Blacklist Artisan Ales, homeless since Sept. 1, is transitioning into its new and improved home at 120 E. Superior St. The revamped space is still under construction and is barely recognizable as the former site of the infamous Last Place on Earth head shop. If all goes well, the brewery will begin production in mid-October and the taproom will open in mid-November.
The small brewery has existed since 2012 and is known for its small batch Belgian-style beers. It has operated out of a warehouse without a taproom, keeping a relatively low profile.
Marketing director and co-founder Jon Loss says Blacklist produced about 550 barrels last year. Along with the move, the brewery is upgrading to a system that could increase production up to 3,500 barrels per year.
The advent of a taproom ushers in an opportunity to directly interact with customers and the increased production will allow the brewery to expand its offerings. The taproom will feature 10 beers. Half will be the high-octane Belgian-style variety the brewery is known for; half will be lower alcohol German-style beers. Homemade sodas will also be available.

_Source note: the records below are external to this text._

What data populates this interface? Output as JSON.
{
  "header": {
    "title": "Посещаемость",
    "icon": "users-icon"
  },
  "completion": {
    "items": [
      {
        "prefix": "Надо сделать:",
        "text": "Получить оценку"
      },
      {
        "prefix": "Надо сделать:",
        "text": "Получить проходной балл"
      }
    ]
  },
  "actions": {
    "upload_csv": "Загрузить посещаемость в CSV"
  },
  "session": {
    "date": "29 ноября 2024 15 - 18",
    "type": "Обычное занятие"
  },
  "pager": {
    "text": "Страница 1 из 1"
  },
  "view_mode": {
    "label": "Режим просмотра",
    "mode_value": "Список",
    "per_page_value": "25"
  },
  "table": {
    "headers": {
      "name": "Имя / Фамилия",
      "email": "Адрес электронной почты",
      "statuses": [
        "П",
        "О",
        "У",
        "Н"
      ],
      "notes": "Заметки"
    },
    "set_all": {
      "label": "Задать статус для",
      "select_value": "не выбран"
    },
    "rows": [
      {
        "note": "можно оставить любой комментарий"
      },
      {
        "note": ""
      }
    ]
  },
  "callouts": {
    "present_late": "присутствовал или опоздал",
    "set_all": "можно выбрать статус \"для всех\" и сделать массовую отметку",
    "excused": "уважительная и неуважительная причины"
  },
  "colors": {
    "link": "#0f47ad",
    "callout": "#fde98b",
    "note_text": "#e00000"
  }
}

In an effort to “keep pace with what the industry is doing,” Loss says Blacklist plans to start canning some of its beer and might also develop a hard cider.

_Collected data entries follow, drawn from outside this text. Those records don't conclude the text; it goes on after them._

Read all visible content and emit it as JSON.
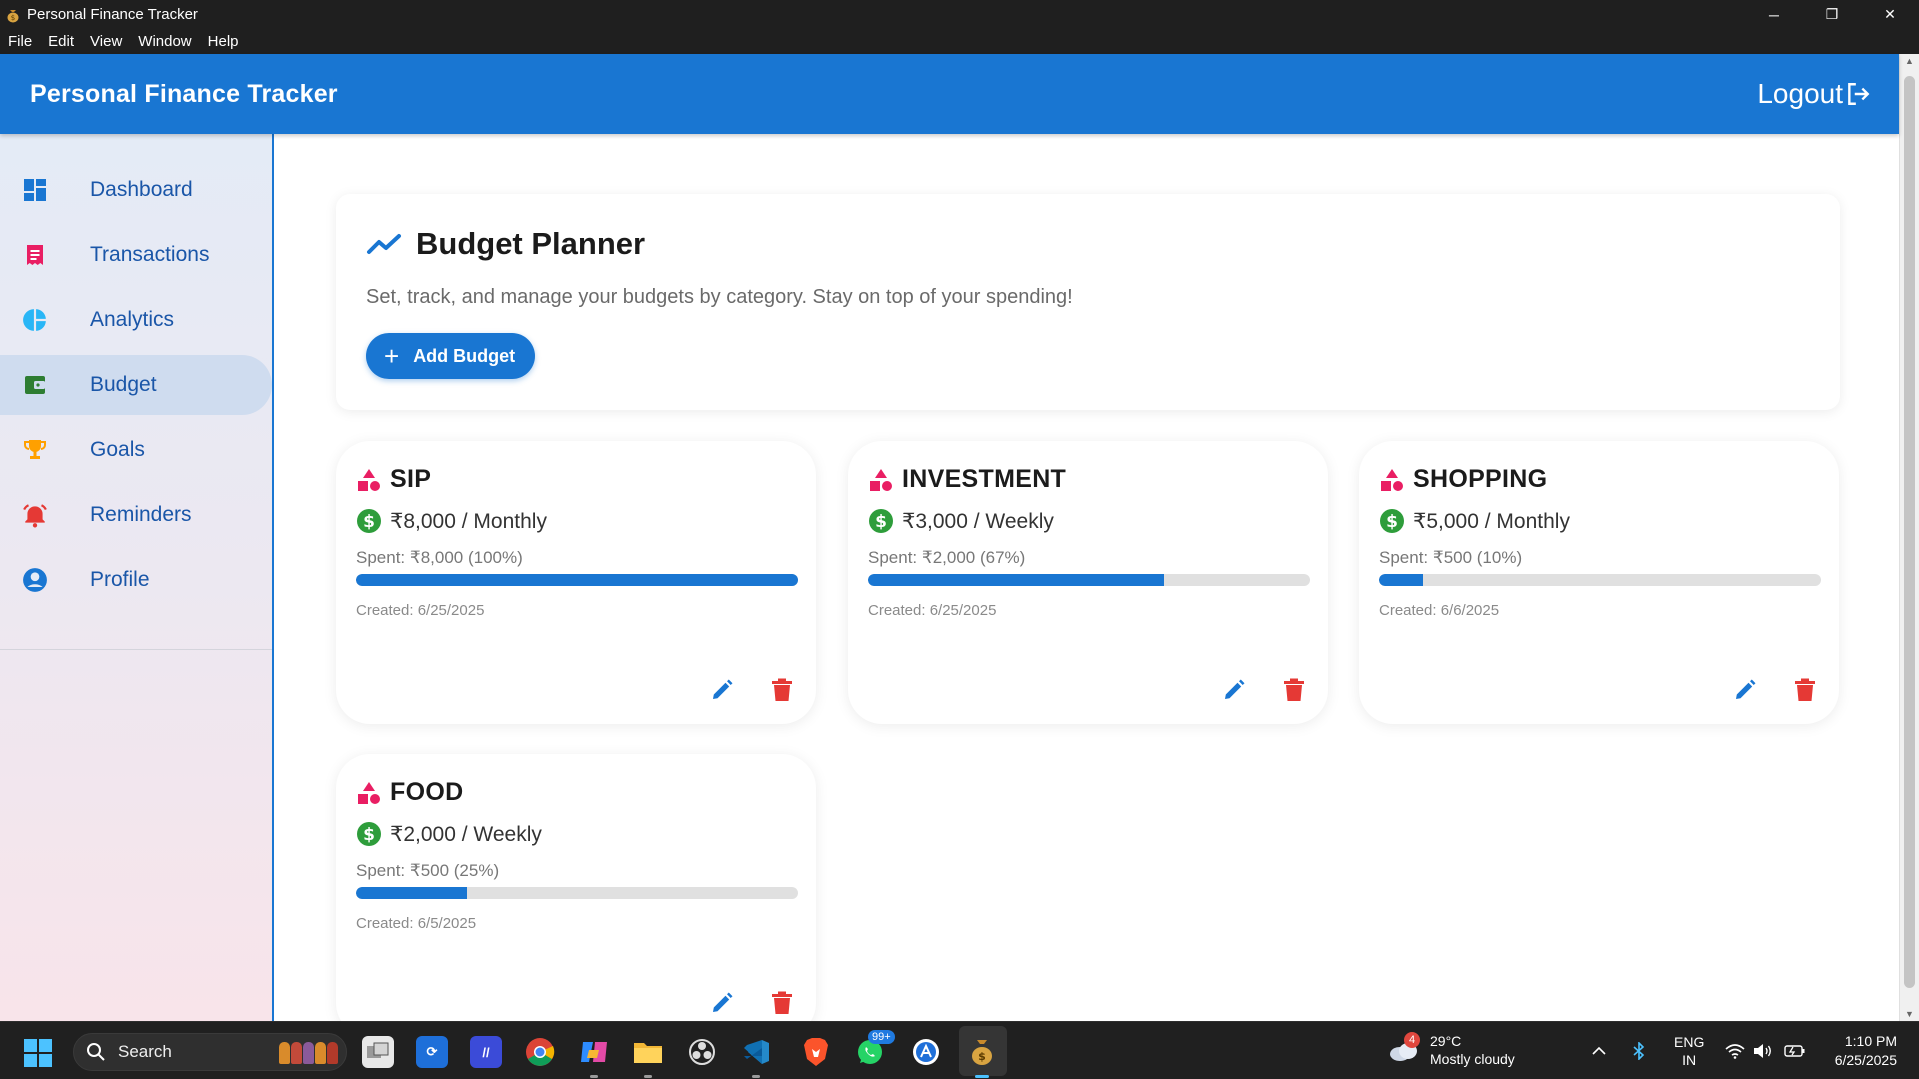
{
  "window": {
    "title": "Personal Finance Tracker",
    "controls": [
      "─",
      "❐",
      "✕"
    ]
  },
  "menu": [
    "File",
    "Edit",
    "View",
    "Window",
    "Help"
  ],
  "header": {
    "brand": "Personal Finance Tracker",
    "logout_label": "Logout",
    "color": "#1976d2"
  },
  "sidebar": {
    "items": [
      {
        "label": "Dashboard",
        "icon": "dashboard-icon",
        "color": "#1976d2"
      },
      {
        "label": "Transactions",
        "icon": "receipt-icon",
        "color": "#e91e63"
      },
      {
        "label": "Analytics",
        "icon": "pie-chart-icon",
        "color": "#29b6f6"
      },
      {
        "label": "Budget",
        "icon": "wallet-icon",
        "color": "#2e7d32",
        "active": true
      },
      {
        "label": "Goals",
        "icon": "trophy-icon",
        "color": "#ffa000"
      },
      {
        "label": "Reminders",
        "icon": "alarm-icon",
        "color": "#e53935"
      },
      {
        "label": "Profile",
        "icon": "account-circle-icon",
        "color": "#1976d2"
      }
    ]
  },
  "planner": {
    "title": "Budget Planner",
    "subtitle": "Set, track, and manage your budgets by category. Stay on top of your spending!",
    "add_label": "Add Budget"
  },
  "budgets": [
    {
      "name": "SIP",
      "amount": "₹8,000 / Monthly",
      "spent": "Spent: ₹8,000 (100%)",
      "progress": 100,
      "created": "Created: 6/25/2025"
    },
    {
      "name": "INVESTMENT",
      "amount": "₹3,000 / Weekly",
      "spent": "Spent: ₹2,000 (67%)",
      "progress": 67,
      "created": "Created: 6/25/2025"
    },
    {
      "name": "SHOPPING",
      "amount": "₹5,000 / Monthly",
      "spent": "Spent: ₹500 (10%)",
      "progress": 10,
      "created": "Created: 6/6/2025"
    },
    {
      "name": "FOOD",
      "amount": "₹2,000 / Weekly",
      "spent": "Spent: ₹500 (25%)",
      "progress": 25,
      "created": "Created: 6/5/2025"
    }
  ],
  "taskbar": {
    "search_label": "Search",
    "whatsapp_badge": "99+",
    "weather": {
      "badge": "4",
      "temp": "29°C",
      "condition": "Mostly cloudy"
    },
    "lang": {
      "line1": "ENG",
      "line2": "IN"
    },
    "time": "1:10 PM",
    "date": "6/25/2025"
  }
}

The taproom is on the main level of the building and the brewing will take place downstairs. A newly installed glass garage door opens onto Superior Street, providing a patio area for patrons when weather permits and letting in natural light.
For now, the brewery will develop partnerships with area restaurants and allow patrons to bring food into the taproom. Loss says they’d like to eventually offer bar food at the taproom, quick bites of “street food” in the $4-7 range.